Problemi interni del M5s, che ieri segnavano il governo e oggi segnano i tempi di una alleanza con il Pd. Ma del resto non è un pranzo di gala neanche dal lato dei democratici. Le minoranze avevano chiesto a Letta di azzerare tutto. Letta invece ha fatto da subito il contrario, stile non abrasivo ma direzione decisa. «Si apre un cantiere», dice Conte all’uscita del vis à vis, «dobbiamo lavorare per creare la giusta sinergia e nel nuovo M5s il Pd sarà un interlocutore privilegiato».
Molto meno ciarliero Letta. Che twitta: «Un primo faccia a faccia, molto positivo, tra due ex che si sono entrambi buttati, quasi in contemporanea, in una nuova affascinante avventura». Un passo al giorno, il segretario Pd fa il giro dei vecchi alleati, e di quelli nuovi. Per primo ha incontrato Carlo Calenda. Lunedì scorso il ministro della Salute Roberto Speranza che nella sua veste di leader di Art. 1 ha lanciato l’idea di «una costituente di centrosinistra». Per il momento i due hanno assicurato «un percorso insieme». Sulla pandemia Letta è d’accordo con la linea della massima prudenza di Speranza.
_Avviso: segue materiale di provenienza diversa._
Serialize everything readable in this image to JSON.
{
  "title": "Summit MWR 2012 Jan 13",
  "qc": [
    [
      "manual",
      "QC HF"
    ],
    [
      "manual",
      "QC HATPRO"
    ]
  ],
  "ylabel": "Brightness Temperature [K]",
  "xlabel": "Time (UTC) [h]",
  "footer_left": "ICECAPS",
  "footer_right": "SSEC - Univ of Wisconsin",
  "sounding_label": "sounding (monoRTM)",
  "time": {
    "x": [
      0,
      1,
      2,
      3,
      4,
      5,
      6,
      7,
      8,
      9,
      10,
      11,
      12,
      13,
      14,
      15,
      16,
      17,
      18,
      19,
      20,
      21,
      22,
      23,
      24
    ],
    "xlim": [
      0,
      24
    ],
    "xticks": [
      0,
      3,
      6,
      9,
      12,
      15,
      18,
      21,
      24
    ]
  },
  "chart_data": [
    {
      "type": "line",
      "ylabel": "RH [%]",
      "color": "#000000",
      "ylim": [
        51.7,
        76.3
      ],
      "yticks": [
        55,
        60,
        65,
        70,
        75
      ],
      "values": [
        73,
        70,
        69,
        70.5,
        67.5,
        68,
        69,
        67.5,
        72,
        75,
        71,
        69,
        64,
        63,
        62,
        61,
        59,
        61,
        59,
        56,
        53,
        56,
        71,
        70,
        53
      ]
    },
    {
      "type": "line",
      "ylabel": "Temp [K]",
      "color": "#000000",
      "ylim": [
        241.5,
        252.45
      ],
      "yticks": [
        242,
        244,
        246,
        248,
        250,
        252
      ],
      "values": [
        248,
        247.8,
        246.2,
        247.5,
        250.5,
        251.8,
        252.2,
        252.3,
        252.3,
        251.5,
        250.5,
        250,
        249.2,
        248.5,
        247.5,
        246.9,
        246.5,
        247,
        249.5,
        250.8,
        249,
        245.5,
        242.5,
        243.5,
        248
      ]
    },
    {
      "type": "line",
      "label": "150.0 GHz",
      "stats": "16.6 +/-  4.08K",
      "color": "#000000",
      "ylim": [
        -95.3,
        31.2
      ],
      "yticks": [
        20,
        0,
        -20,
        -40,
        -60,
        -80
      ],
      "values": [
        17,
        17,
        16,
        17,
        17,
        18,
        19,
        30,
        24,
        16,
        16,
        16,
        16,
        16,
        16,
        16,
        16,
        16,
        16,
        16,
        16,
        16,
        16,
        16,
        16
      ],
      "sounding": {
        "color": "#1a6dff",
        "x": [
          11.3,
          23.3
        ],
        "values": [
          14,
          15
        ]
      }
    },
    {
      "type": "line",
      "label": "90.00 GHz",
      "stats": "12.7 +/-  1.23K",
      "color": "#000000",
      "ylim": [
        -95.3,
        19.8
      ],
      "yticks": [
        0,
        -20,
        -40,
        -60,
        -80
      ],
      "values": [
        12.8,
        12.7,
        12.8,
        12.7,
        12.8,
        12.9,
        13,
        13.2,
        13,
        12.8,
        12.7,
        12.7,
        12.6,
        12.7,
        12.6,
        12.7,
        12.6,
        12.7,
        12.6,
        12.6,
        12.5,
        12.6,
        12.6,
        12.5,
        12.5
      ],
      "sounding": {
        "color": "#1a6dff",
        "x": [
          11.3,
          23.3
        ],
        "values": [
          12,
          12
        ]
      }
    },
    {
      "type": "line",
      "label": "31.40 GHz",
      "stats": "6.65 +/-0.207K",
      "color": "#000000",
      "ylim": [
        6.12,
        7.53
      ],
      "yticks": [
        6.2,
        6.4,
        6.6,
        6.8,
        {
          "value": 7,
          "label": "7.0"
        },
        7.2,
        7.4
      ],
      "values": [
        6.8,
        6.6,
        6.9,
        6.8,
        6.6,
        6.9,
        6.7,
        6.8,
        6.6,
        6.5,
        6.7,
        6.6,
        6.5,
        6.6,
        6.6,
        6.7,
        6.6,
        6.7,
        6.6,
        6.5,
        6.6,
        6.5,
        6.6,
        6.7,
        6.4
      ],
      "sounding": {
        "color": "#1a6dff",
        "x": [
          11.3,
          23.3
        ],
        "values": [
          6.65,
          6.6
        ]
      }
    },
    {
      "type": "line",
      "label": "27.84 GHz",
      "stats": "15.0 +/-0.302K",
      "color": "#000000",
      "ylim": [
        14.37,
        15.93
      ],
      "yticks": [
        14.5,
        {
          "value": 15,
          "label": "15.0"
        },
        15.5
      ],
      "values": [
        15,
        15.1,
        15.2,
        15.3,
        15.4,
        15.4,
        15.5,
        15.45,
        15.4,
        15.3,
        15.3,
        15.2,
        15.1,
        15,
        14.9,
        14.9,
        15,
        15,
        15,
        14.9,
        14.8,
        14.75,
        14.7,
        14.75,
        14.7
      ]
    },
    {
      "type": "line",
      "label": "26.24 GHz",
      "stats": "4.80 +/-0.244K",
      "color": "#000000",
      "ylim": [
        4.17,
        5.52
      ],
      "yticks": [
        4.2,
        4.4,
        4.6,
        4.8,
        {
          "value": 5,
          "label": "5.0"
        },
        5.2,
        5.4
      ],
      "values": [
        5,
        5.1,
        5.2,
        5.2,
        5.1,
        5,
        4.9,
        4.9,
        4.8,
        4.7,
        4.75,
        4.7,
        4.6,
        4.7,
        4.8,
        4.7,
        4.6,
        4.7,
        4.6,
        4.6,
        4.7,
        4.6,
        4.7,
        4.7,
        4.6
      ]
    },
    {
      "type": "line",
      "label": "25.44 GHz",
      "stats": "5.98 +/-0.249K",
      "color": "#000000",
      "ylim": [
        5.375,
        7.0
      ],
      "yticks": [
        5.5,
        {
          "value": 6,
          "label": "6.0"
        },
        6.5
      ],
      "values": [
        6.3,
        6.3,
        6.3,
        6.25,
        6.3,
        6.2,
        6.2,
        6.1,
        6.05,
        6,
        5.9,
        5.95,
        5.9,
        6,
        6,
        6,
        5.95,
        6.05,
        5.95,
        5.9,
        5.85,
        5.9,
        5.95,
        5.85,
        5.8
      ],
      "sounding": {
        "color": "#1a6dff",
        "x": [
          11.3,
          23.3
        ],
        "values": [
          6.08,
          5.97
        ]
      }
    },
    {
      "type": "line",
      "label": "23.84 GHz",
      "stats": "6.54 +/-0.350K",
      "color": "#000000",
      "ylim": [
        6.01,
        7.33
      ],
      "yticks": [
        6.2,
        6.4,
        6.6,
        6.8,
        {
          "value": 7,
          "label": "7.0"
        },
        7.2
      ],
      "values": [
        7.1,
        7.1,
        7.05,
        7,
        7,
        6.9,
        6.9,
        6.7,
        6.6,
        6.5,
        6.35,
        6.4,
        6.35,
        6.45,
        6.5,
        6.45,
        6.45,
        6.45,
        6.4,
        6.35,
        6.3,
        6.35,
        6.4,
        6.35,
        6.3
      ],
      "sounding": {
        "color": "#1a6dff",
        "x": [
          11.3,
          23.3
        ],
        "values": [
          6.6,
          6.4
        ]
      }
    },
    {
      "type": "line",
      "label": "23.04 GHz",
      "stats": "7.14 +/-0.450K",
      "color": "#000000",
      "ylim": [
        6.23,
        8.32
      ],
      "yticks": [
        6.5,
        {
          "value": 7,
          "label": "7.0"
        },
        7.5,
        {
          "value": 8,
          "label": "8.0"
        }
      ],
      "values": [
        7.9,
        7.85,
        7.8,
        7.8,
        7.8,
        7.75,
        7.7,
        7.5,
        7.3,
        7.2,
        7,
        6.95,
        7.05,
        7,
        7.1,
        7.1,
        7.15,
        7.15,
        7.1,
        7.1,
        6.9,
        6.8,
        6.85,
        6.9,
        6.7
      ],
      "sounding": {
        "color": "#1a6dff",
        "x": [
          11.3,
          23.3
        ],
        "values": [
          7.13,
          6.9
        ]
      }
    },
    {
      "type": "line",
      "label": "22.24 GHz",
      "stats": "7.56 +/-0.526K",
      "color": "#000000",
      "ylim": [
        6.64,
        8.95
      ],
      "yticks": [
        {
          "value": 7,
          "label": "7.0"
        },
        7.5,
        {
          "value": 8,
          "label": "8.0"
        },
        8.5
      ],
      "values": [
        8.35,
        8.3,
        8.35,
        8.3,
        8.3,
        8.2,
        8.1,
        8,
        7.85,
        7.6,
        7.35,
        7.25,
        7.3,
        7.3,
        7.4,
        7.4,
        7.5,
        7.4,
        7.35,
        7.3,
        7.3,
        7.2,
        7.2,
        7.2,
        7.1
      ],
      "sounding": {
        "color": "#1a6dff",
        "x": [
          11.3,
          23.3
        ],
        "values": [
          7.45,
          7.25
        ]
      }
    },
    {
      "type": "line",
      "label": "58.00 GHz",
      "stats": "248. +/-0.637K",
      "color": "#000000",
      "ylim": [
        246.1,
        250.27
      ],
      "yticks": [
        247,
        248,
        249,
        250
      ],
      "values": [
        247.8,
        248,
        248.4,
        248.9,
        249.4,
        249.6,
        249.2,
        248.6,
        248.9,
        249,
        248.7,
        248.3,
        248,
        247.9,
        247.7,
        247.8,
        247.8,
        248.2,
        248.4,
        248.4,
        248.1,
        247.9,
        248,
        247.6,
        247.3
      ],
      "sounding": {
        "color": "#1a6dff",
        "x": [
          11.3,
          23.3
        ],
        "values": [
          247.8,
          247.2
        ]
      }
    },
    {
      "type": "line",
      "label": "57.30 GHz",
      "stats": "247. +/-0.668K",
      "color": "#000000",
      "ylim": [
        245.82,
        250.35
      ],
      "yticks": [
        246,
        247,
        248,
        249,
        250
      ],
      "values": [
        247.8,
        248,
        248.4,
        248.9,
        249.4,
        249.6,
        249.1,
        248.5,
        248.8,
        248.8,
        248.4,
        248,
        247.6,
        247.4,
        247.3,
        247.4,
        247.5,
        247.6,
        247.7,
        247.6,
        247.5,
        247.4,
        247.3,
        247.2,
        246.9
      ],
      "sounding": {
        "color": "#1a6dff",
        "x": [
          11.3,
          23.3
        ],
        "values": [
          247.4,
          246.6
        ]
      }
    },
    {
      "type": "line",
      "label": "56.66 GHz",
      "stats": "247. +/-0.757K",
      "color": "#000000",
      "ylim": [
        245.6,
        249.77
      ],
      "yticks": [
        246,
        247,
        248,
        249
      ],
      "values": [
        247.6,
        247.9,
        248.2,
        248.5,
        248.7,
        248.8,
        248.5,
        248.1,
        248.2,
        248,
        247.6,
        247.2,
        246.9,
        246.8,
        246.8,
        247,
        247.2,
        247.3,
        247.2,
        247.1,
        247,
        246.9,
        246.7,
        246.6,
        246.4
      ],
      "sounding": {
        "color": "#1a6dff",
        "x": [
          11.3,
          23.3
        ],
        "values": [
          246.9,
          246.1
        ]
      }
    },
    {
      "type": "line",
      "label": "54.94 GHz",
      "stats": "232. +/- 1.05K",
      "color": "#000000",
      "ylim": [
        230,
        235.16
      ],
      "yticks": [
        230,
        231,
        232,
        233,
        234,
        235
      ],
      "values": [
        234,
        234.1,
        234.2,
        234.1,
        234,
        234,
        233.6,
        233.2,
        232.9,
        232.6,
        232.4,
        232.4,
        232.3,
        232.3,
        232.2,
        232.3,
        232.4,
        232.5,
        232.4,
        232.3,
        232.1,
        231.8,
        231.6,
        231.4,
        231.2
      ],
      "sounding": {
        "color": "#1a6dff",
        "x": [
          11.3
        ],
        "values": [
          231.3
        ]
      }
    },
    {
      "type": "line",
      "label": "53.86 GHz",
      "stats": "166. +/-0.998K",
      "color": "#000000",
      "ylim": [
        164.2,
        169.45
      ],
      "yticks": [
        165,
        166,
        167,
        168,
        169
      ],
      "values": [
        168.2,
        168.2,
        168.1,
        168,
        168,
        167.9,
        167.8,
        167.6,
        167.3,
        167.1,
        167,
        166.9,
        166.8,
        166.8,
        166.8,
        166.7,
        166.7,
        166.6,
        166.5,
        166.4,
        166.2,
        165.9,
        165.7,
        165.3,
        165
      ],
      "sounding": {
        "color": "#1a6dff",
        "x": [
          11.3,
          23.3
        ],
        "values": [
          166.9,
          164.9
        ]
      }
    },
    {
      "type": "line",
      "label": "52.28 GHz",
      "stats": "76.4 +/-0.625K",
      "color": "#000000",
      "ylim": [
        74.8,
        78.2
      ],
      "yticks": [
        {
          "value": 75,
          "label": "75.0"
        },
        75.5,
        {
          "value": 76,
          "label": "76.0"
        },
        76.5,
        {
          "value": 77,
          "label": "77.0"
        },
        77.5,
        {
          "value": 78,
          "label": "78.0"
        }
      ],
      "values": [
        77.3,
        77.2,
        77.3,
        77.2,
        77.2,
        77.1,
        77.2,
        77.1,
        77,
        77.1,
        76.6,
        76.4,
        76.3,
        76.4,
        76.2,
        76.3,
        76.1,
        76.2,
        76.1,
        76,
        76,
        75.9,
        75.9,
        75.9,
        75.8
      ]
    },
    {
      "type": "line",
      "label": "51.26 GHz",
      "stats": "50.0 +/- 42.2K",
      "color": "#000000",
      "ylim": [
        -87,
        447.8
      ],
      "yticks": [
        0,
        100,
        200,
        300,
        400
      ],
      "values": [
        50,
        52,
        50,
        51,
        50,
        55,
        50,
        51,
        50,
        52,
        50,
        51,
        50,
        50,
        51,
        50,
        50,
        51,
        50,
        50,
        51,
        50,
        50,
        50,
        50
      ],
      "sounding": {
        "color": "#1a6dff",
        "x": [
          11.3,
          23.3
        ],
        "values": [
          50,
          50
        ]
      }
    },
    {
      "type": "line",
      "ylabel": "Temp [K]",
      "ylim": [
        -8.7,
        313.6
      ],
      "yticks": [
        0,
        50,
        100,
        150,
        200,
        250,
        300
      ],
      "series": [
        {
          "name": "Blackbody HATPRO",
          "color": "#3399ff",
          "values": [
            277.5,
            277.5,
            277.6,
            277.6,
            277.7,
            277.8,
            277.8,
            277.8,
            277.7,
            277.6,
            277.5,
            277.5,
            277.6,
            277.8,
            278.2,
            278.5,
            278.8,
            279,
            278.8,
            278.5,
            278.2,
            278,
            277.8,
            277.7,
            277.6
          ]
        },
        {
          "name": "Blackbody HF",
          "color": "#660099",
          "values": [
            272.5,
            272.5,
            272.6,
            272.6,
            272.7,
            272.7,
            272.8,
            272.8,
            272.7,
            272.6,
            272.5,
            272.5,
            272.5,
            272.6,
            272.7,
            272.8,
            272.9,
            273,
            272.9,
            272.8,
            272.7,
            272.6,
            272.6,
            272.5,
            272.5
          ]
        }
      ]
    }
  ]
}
Speranza è d’accordo con Letta sull’intenzione di non regalare alla destra troppo spazio nel governo Draghi. Che nel futuro dei due ci sia quello di tornare a militare nello stesso partito è un’ipotesi che piace a Speranza e non dispiace a Letta. Ma non è all’immediato ordine del giorno, almeno nel corso di questa legislatura.
Invece non c’è in agenda, per il momento, un incontro con Matteo Renzi. Lo ha confermato lo stesso leader di Italia viva ieri, aggiungendo un augurio di buon lavoro a Letta e «molta simpatia per il suo tentativo». Molta, ma forse non abbastanza da chiedergli un appuntamento.